It could be well into the height of the severe storm season before all of the city’s warning sirens will sound.
City Administrator Russell Rost Monday told aldermen that it is estimated to cost more than $12,500 to make needed changes to six storm sirens in the city, and it could take 12 weeks before the sirens are functioning.
Rost told The Missourian last week that the notification of severe weather is dispatched by the Franklin County Sheriff’s office and then transmitted to siren receivers. The receivers are capable of receiving broadband frequency transmissions, but the transmissions sent by the sheriff’s office now are narrowband.
He requested that aldermen give the approval to accept the bid from Blue Valley Public Safety, a company that is contracted to maintain the sirens, to install narrowband receivers in all of the sirens.
“I would consider this an emergency,” he said.
There are six city-owned sirens, as well as one owned by East Central College.
The cost to convert the ECC sirens was included in the estimate presented to the board Monday, and ECC will fund its portion of the repairs, according to Rost.
One siren, located on West Springfield Road, by the Union Firehouse No. 1, malfunctioned late last year. When repairs were made, the new components were for narrowband frequencies.
Rost said that the siren will still sound during severe weather.
A siren located near Wal-Mart, off Highway 50 in east Union, may still sound during severe weather, but there is no guarantee.
The county changed its frequency to narrowband due to federal requirements.
Monday night, officials again urged residents to sign up for the CodeRED notification system.
“This is a good time to consider CodeRED,” said Mayor Mike Livengood. “It’s easy to do.”
CodeRED notifies residents through a phone call of severe weather, other emergencies or important announcements.

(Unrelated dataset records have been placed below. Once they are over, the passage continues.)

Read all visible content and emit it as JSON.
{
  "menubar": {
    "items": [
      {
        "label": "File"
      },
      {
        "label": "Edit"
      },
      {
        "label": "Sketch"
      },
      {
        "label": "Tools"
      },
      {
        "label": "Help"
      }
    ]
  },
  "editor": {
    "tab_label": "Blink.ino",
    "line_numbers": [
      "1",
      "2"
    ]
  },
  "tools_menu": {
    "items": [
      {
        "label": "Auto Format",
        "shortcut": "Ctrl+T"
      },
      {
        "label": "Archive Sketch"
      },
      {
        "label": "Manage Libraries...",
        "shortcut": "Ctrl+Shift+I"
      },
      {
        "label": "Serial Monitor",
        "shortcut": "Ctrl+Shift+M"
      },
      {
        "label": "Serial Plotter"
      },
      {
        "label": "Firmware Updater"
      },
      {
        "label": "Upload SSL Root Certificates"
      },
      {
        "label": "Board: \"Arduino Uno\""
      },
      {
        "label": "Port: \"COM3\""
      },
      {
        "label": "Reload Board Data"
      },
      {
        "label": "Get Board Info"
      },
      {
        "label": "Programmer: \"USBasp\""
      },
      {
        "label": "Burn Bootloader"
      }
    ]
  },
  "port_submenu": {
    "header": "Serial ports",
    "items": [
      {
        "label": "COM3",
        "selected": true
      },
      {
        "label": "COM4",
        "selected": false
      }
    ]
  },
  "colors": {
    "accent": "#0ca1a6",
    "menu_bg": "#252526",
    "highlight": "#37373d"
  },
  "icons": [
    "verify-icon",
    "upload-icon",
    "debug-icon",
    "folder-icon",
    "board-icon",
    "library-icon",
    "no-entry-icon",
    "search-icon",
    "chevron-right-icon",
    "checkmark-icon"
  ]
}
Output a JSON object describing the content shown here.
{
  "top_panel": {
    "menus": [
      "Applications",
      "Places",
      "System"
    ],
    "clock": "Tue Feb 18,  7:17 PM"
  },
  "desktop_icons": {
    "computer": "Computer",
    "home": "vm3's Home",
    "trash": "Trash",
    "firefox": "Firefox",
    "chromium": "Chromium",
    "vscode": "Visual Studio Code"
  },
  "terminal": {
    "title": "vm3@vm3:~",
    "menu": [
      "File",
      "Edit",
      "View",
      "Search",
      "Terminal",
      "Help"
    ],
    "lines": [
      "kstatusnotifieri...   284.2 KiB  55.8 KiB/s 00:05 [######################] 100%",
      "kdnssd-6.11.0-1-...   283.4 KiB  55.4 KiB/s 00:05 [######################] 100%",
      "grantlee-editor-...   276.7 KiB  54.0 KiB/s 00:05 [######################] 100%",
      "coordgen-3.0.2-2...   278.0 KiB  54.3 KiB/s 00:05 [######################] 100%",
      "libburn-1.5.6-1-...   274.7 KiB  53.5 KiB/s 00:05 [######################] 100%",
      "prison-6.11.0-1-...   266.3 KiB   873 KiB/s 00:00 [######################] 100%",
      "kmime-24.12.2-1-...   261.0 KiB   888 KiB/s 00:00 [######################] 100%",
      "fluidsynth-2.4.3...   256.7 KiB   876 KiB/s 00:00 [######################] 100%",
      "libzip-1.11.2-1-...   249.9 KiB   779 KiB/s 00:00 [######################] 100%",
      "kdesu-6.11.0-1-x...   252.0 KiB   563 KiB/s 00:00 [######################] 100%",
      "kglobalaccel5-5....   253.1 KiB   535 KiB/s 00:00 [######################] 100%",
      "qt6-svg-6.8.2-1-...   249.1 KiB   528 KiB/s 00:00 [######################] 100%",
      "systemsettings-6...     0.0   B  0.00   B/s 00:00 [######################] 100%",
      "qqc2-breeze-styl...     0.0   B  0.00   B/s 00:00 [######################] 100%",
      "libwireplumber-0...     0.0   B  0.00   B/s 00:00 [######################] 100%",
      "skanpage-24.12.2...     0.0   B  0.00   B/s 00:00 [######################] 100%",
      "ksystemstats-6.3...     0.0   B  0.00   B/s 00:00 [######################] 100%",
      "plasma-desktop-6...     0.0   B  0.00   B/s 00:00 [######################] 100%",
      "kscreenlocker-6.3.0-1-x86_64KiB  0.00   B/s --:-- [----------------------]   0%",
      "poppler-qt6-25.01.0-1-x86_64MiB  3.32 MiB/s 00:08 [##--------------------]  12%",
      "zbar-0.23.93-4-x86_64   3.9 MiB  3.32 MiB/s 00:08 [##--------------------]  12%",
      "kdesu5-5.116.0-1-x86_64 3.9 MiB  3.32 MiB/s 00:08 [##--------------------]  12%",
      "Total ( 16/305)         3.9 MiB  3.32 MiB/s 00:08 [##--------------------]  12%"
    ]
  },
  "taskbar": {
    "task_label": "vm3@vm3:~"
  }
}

He further added that some residents would prefer not to receive phone calls for each severe weather situation, but users can pick and choose when they are notified.
“You can really cut down and get fewer calls,” Livengood said.
Once the sirens are working, residents can remove themselves from the notification system if they choose.
The company provides a system to call residents on their home, or cellphones during an emergency or other major announcements.
Four years ago, the city began using CodeRED and in 2011, the fire district entered into a joint agreement with the city to offer the service to its residents.
CodeRED receives weather broadcasts from the National Weather Service (NWS), while en route to television and radio stations.
Sign-up is free and is only required with one of the entities.
The city’s severe weather alert calls are triggered by the NWS, most likely from the Bourbon facility. If Union is in the “cone” shaped path of a storm, residents will be alerted.